Comparison of parC-parE chromosomal regions of streptococcal species. Comparison of genomic regions of representative streptococcal species indicated that the region flanking S. gordonii camG is potentially a hot spot for genetic integration and/or recombination. The top line is a nucleotide scale in kb for all the genomic regions. The parE and parC genes, encoding DNA topoisomerase IV beta and alpha subunits, respectively, and their immediate flanking genes and intergenic regions are shown for six representative streptococcal species: S. gordonii strain CH1 (GenBank CP000725; nucleotides 1293043 to 1282321), S. mutans strain UA159 (GenBank AE014133; nucleotides 1153799 to 1142879), S. sanguinis strain SK36 (GenBank CP000387; nucleotides 1257686 to 1247679); S. pneumoniae strain R6 (GenBank AE007317; nucleotides 749110 to 755873), S. pyogenes strain M1 GAS (GenBank AE004092; nucleotides 751576 to 757996), and S. agalactiae strain 2603 V/R (GenBank AE009948; nucleotides 1161100 to 1154670). The arrows indicate the size and direction of each ORF. The number beneath each ORF is the gene locus number. The name of each gene or annotation description is given above each arrow. Open arrows represent the genes with conserved gene order among all six species.

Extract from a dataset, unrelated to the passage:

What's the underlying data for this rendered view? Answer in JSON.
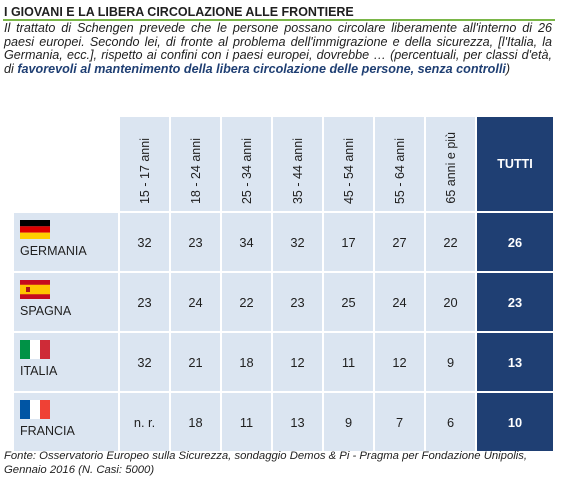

The ORFs between parE and parC in the oral streptococcal species (S. gordonii, S. mutans, and S. sanguinis) were compared to each other by BLAST search at the amino acid and nucleotide levels. ORFs that showed no significant similarity to any of the ORFs in the intergenic regions of any of the three oral streptococcal species are shaded black. ORFs that showed significant similarity to each other are shaded gray (S. gordonii SGO_1243, S. mutans SMU.1208, and S. sanguinis SSA_1230) or hatched (SGO_1241 and SSA_1227). The region between parE and parC contains genes that suggest a phage or plasmid origin. The hypothetical protein (HP) encoded by SGO_1244 has amino acid regions with significant similarity to the Abi family proteins (PF07751) involved in bacteriophage resistance mediated by abortive infection in lactococcal species (29). The fic gene of S. mutans, which despite its location has no homology to camG, encodes a putative mobilization protein similar to that in lactococcal plasmid pNZ4000 (58).